The main way you get temprary objects is when you have a function that returns a struct (or union) type -- when you call such a function, the returned value is a temprary object. Since it is not an lvalue, you can't use & on it, but if it contains an array, you can use the array name, and that will implicitly decay to a pointer to the array's first element.

Answer 2

I'm not completely sure about this but here's what I understand from reading EXP35-C. Do not modify objects with temporary lifetime a few times. This isn't a great language-lawyer answer, but I'll try to explain it in simpler terms.

Normally a C function cannot return an array. However, you (try to) work around this by sticking an array in a structure, and returning that. Consider this example code:

#include <stdio.h>

struct X { char a[8]; };

struct X salutation(void) {
  struct X result = { "Hello" };
  return result;
}

struct X addressee(void) {
  struct X result = { "world" };
  return result;
}

int main(void) {
  printf("%s, %s!\n", salutation().a, addressee().a);
  return 0;
}

In C99, this program invoked undefined behavior. You're not allowed to even access the array inside of the structure.

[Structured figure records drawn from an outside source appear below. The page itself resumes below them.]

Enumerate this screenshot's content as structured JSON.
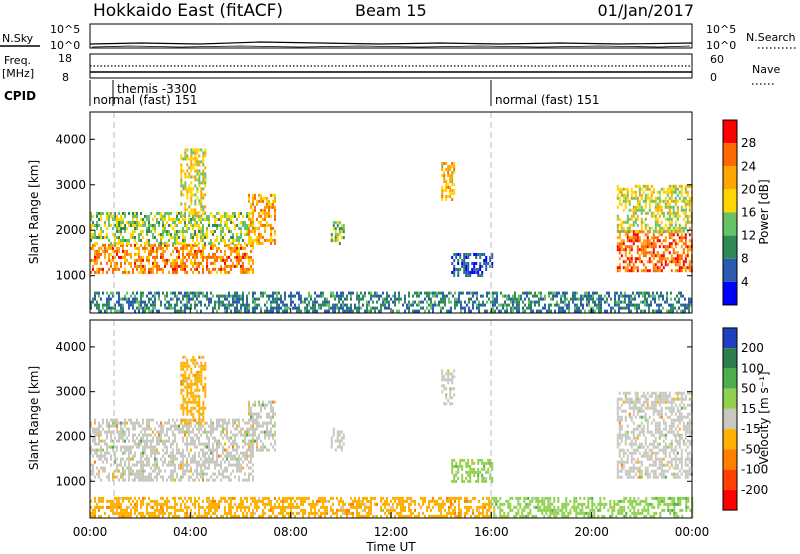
{
  "header": {
    "station": "Hokkaido East (fitACF)",
    "beam": "Beam 15",
    "date": "01/Jan/2017"
  },
  "summary_panels": {
    "nsky_label": "N.Sky",
    "nsky_ticks": [
      "10^5",
      "10^0"
    ],
    "nsky_right_ticks": [
      "10^5",
      "10^0"
    ],
    "nsearch_label": "N.Search",
    "freq_label": "Freq.",
    "freq_unit": "[MHz]",
    "freq_ticks": [
      "18",
      "8"
    ],
    "nave_ticks": [
      "60",
      "0"
    ],
    "nave_label": "Nave",
    "cpid_label": "CPID",
    "cpid_events": [
      {
        "time_h": 1.0,
        "text": "themis -3300"
      },
      {
        "time_h": 1.0,
        "text": "normal (fast) 151"
      },
      {
        "time_h": 16.0,
        "text": "normal (fast) 151"
      }
    ]
  },
  "chart_data": [
    {
      "type": "heatmap",
      "panel": "power",
      "ylabel": "Slant Range [km]",
      "xlabel": "",
      "ylim": [
        180,
        4600
      ],
      "xlim": [
        0,
        24
      ],
      "yticks": [
        1000,
        2000,
        3000,
        4000
      ],
      "colorbar": {
        "label": "Power [dB]",
        "ticks": [
          "4",
          "8",
          "12",
          "16",
          "20",
          "24",
          "28"
        ],
        "colors": [
          "#0000ff",
          "#2a5bb0",
          "#2e8b57",
          "#66c266",
          "#ffd700",
          "#ffa500",
          "#ff6a00",
          "#ff0000"
        ]
      },
      "regions": [
        {
          "t0": 0.0,
          "t1": 6.5,
          "r0": 1050,
          "r1": 1700,
          "value": 24
        },
        {
          "t0": 0.0,
          "t1": 6.5,
          "r0": 1700,
          "r1": 2400,
          "value": 15
        },
        {
          "t0": 3.6,
          "t1": 4.6,
          "r0": 2300,
          "r1": 3800,
          "value": 18
        },
        {
          "t0": 6.3,
          "t1": 7.4,
          "r0": 1700,
          "r1": 2800,
          "value": 22
        },
        {
          "t0": 9.6,
          "t1": 10.1,
          "r0": 1700,
          "r1": 2200,
          "value": 14
        },
        {
          "t0": 14.0,
          "t1": 14.5,
          "r0": 2700,
          "r1": 3500,
          "value": 20
        },
        {
          "t0": 14.4,
          "t1": 16.0,
          "r0": 1000,
          "r1": 1500,
          "value": 6
        },
        {
          "t0": 21.0,
          "t1": 24.0,
          "r0": 1100,
          "r1": 2000,
          "value": 26
        },
        {
          "t0": 21.0,
          "t1": 24.0,
          "r0": 2000,
          "r1": 3000,
          "value": 17
        },
        {
          "t0": 0.0,
          "t1": 24.0,
          "r0": 200,
          "r1": 650,
          "value": 9
        }
      ]
    },
    {
      "type": "heatmap",
      "panel": "velocity",
      "ylabel": "Slant Range [km]",
      "xlabel": "Time UT",
      "ylim": [
        180,
        4600
      ],
      "xlim": [
        0,
        24
      ],
      "yticks": [
        1000,
        2000,
        3000,
        4000
      ],
      "xticks": [
        "00:00",
        "04:00",
        "08:00",
        "12:00",
        "16:00",
        "20:00",
        "00:00"
      ],
      "colorbar": {
        "label": "Velocity [m s⁻¹]",
        "ticks": [
          "200",
          "100",
          "50",
          "15",
          "-15",
          "-50",
          "-100",
          "-200"
        ],
        "colors": [
          "#1f3fbf",
          "#2e7d4f",
          "#4cae4c",
          "#8fd14f",
          "#c8c8c0",
          "#ffb000",
          "#ff7f00",
          "#ff4000",
          "#ff0000"
        ]
      },
      "regions": [
        {
          "t0": 0.0,
          "t1": 6.5,
          "r0": 1050,
          "r1": 2400,
          "value": 0
        },
        {
          "t0": 3.6,
          "t1": 4.6,
          "r0": 2300,
          "r1": 3800,
          "value": -30
        },
        {
          "t0": 6.3,
          "t1": 7.4,
          "r0": 1700,
          "r1": 2800,
          "value": 0
        },
        {
          "t0": 9.6,
          "t1": 10.1,
          "r0": 1700,
          "r1": 2200,
          "value": 0
        },
        {
          "t0": 14.0,
          "t1": 14.5,
          "r0": 2700,
          "r1": 3500,
          "value": 0
        },
        {
          "t0": 14.4,
          "t1": 16.0,
          "r0": 1000,
          "r1": 1500,
          "value": 30
        },
        {
          "t0": 21.0,
          "t1": 24.0,
          "r0": 1100,
          "r1": 3000,
          "value": 0
        },
        {
          "t0": 0.0,
          "t1": 16.0,
          "r0": 200,
          "r1": 650,
          "value": -40
        },
        {
          "t0": 16.0,
          "t1": 24.0,
          "r0": 200,
          "r1": 650,
          "value": 40
        }
      ]
    }
  ]
}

The reason is that the lifetime of the array ends when the function with the local variable returns.

In C11, they relaxed the rules a bit so you're allowed to access the array, but you're not allowed to modify it.

Because of this subtle difference, that EXP35-C rule recommends not doing either. Instead, save the array-containing structure result to a local variable:

#include <stdio.h>

struct X { char a[8]; };

struct X salutation(void) {
  struct X result = { "Hello" };
  return result;
}

struct X addressee(void) {
  struct X result = { "world" };
  return result;
}

int main(void) {
  struct X my_salutation = salutation();
  struct X my_addressee = addressee();

  printf("%s, %s!\n", my_salutation.a, my_addressee.a);
  return 0;
}